Subthalamic nucleus stimulation, dopaminergic treatment and impulsivity in Parkinson's disease

authors

  • Fluchère Frédérique
  • Burle Boris
  • Vidal Franck
  • van den Wildenberg Wery
  • Witjas Tatiana
  • Eusebio Alexandre
  • Azulay Jean-Philippe
  • Hasbroucq Thierry

keywords

  • Parkinson
  • STN stimulation
  • Dopamine
  • Impulsivity
  • Motor control
  • Decision's threshold

document type

ART

abstract

Background: Deep brain stimulation of the subthalamic nucleus (STN DBS) is known to increase response speed and lower response accuracy in Parkinson's disease (PD) patients. It has been proposed that this speed-accuracy tradeoff is due to enhanced sensitivity of the motor system to sensory information. An alternative possibility is that this effect is due to weakened suppressive processes.
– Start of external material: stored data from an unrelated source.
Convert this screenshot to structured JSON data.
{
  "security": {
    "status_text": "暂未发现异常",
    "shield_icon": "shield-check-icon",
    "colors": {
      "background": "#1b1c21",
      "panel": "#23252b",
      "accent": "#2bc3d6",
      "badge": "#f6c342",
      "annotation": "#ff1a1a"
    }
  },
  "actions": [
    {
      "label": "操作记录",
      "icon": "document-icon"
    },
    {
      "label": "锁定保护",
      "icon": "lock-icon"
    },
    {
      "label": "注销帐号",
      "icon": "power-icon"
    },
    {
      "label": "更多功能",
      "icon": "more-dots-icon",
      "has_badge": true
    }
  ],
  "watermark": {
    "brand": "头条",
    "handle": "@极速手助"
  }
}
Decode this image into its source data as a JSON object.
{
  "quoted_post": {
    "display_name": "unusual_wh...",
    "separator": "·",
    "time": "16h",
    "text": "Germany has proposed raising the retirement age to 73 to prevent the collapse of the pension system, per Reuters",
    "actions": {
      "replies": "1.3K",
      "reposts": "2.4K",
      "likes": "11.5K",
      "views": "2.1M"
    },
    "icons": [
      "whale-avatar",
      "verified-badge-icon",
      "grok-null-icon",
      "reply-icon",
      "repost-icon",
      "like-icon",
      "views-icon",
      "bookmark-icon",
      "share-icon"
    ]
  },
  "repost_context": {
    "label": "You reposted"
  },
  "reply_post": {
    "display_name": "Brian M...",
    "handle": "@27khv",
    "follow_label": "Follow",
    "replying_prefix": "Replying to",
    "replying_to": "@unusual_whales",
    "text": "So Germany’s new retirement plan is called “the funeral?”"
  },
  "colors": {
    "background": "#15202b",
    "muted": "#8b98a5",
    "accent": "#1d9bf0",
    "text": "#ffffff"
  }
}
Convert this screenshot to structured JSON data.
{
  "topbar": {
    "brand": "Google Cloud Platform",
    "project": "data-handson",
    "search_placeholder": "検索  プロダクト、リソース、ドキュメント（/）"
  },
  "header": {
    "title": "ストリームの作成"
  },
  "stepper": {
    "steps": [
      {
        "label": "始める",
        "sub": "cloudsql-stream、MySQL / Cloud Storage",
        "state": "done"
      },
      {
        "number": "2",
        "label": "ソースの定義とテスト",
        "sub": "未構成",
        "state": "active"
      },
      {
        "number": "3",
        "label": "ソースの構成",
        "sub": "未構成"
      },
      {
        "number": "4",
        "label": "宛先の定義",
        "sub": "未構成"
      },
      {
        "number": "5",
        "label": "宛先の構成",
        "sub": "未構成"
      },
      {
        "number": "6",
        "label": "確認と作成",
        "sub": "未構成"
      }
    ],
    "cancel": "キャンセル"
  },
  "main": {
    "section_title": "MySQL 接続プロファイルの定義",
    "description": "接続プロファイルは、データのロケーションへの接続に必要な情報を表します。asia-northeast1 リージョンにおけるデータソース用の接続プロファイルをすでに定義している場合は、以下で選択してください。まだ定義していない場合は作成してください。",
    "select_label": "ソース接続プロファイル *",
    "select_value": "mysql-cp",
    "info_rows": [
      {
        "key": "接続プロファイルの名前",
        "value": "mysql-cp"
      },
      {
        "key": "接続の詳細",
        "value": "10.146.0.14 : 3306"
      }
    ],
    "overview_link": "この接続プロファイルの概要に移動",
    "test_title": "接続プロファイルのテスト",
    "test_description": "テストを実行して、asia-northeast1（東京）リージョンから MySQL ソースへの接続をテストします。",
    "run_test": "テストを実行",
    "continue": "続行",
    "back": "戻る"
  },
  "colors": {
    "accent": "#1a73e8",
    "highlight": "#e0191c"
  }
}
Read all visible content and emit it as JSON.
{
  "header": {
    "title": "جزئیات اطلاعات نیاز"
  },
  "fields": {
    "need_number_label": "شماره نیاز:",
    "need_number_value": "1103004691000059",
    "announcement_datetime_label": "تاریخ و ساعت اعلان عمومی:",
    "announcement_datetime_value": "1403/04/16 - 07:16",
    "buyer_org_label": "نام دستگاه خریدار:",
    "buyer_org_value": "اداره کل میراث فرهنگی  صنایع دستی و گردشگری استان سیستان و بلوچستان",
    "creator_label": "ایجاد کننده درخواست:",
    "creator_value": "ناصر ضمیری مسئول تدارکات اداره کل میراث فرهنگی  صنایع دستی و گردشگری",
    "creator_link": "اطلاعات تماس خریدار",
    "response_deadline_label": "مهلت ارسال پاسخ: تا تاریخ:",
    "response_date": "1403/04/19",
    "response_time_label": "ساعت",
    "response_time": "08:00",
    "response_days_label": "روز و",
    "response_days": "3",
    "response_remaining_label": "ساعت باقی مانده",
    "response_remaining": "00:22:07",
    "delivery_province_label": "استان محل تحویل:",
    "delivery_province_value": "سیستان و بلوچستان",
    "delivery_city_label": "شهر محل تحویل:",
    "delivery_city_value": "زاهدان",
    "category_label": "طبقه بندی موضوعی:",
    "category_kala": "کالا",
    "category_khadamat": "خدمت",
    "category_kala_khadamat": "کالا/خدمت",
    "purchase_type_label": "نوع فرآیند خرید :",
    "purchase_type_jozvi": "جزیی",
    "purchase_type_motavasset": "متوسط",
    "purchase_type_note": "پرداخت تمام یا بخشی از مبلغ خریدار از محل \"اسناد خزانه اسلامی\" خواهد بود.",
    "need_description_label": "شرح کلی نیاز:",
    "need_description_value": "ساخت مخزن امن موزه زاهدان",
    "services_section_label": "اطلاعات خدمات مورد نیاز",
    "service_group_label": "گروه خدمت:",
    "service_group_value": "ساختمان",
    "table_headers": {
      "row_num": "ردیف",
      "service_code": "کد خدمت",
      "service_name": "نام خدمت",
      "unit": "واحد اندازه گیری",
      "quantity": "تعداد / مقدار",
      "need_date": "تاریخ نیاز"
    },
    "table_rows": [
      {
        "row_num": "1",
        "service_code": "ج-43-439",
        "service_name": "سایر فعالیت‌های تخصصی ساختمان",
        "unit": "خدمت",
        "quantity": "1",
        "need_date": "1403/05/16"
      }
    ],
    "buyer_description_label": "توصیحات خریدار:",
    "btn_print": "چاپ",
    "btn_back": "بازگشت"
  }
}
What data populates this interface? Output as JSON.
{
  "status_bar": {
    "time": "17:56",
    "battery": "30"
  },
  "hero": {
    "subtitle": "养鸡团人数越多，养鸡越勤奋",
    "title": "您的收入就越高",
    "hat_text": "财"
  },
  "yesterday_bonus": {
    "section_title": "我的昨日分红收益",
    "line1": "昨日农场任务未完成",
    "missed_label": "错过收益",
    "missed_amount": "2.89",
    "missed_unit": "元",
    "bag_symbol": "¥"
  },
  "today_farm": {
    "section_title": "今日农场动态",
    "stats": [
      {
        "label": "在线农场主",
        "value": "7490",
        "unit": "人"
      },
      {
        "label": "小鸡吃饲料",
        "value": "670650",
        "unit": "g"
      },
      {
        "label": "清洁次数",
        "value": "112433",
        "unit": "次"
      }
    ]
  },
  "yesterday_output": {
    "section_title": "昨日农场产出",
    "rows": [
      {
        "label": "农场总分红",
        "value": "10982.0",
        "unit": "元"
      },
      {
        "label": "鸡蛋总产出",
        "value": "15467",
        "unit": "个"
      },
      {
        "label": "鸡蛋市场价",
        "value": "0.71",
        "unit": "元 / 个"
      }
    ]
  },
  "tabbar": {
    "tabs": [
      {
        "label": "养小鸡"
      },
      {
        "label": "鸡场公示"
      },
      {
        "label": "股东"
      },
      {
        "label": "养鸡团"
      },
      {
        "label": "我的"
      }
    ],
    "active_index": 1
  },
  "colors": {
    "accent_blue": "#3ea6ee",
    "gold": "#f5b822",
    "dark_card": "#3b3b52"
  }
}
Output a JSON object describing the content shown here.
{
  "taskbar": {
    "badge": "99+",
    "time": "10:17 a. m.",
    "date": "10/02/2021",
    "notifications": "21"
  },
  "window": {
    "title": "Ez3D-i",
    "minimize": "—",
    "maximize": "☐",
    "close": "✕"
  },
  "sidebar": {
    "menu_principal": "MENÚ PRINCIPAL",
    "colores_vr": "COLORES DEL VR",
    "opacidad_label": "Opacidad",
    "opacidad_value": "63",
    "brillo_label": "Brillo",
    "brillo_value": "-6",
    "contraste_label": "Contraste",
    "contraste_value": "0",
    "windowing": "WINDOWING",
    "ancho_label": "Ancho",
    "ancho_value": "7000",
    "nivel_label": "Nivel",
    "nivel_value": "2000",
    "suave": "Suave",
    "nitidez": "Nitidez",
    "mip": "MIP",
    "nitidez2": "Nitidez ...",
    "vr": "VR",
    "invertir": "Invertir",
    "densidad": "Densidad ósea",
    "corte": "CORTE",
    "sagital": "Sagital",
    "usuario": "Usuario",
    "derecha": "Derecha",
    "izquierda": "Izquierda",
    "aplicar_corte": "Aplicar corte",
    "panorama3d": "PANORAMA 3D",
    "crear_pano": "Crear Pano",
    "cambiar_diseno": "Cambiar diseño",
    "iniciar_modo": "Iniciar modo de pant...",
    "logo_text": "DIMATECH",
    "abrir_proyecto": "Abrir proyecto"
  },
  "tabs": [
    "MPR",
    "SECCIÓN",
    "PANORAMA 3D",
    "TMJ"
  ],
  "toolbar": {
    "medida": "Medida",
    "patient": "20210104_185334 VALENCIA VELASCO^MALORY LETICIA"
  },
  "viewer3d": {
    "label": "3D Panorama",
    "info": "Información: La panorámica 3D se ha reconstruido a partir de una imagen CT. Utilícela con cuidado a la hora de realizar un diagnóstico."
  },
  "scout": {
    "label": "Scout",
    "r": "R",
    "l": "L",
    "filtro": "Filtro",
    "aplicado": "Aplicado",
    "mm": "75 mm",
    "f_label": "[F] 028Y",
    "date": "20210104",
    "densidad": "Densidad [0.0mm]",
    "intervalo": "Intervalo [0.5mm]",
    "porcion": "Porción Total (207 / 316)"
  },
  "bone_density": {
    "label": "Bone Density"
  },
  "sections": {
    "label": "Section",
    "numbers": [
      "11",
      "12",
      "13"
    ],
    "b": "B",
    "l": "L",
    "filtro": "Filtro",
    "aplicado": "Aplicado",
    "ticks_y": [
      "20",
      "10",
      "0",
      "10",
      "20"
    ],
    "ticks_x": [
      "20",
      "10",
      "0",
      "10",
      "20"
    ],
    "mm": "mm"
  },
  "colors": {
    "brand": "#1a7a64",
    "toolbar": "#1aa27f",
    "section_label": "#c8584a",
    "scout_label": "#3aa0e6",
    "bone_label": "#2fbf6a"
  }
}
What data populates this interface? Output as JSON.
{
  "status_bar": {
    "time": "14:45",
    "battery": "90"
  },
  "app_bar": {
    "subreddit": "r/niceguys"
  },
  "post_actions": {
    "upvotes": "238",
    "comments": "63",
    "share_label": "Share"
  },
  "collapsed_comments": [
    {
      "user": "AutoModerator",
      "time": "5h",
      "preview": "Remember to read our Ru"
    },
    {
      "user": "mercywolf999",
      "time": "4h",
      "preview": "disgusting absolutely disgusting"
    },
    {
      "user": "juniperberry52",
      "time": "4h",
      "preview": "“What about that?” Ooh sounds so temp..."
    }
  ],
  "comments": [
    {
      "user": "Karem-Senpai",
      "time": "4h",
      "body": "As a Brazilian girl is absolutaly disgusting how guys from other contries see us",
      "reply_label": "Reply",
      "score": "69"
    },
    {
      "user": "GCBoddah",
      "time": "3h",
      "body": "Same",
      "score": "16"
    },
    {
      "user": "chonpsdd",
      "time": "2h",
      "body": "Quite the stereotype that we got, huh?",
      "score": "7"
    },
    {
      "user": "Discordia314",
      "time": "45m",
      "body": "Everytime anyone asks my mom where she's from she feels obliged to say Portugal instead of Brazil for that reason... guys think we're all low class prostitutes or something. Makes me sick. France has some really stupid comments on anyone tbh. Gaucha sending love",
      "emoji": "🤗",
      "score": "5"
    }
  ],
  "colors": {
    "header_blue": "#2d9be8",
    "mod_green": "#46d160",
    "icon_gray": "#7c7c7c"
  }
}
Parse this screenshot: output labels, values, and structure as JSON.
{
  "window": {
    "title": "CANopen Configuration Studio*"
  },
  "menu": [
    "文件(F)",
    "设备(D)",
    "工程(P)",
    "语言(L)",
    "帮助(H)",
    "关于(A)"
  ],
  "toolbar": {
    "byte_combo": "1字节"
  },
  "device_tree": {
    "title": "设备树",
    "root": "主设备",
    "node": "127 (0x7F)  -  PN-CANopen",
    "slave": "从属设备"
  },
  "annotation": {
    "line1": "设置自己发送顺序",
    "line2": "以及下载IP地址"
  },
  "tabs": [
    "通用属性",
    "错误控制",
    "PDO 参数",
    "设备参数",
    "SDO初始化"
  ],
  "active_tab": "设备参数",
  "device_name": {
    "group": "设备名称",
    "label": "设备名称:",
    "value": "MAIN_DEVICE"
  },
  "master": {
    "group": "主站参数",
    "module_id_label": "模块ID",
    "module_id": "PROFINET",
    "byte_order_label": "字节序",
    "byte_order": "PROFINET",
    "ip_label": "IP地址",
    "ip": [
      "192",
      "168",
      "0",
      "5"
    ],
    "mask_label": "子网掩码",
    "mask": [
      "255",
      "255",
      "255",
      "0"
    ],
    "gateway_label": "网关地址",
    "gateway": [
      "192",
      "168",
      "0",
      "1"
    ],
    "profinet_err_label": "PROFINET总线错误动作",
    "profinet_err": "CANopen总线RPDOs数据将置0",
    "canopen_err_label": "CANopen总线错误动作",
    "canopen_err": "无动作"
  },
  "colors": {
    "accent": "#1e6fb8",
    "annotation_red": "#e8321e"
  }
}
The two alternative interpretations can be tested by analyzing the electromyographic activity (EMG) of the response agonists when the patients perform conflict reaction time tasks. In those tasks, fast subthreshold muscle impulses often occur in the agonist of the incorrect response. These impulses are partial errors that are suppressed before being behaviourally committed. Material and Methods: Here we analyzed the EMG of the response agonists recorded while sixteen PD patients performed a Simon task that elicits prepotent response tendencies so as to decipher (i) whether STN DBS affects the expression and/or suppression of subthreshold muscle impulses that are critical for action control and (ii) the interaction between dopaminergic treatment and STN DBS. The patients were tested On and Off STN DBS and On and Off dopaminergic medication in a full factorial design. Results: STN DBS not only impaired the proficiency to suppress subliminal action impulses (p = 0.01) but also favoured the muscular expression of fast incorrect impulses (p<0.001). Dopaminergic treatment only affected the action impulses suppression (p = 0.02) and did not change the effect of STN DBS on impulsive action control. Conclusion: Contrary to a recent proposal, STN DBS impaired rather than improved action control by weakening erroneous impulse suppression, whether the patients were On or Off their usual medication. These findings are discussed in light of a recent proposal (Servant M, White C, Montagnini A, Burle B, 2015) that reconciles partial errors with accumulation-to-bound models of decision making. Our results suggest that medication specifically lowers the mechanical threshold while STN DBS lowers the mechanical threshold and to a lesser extent the EMG-threshold.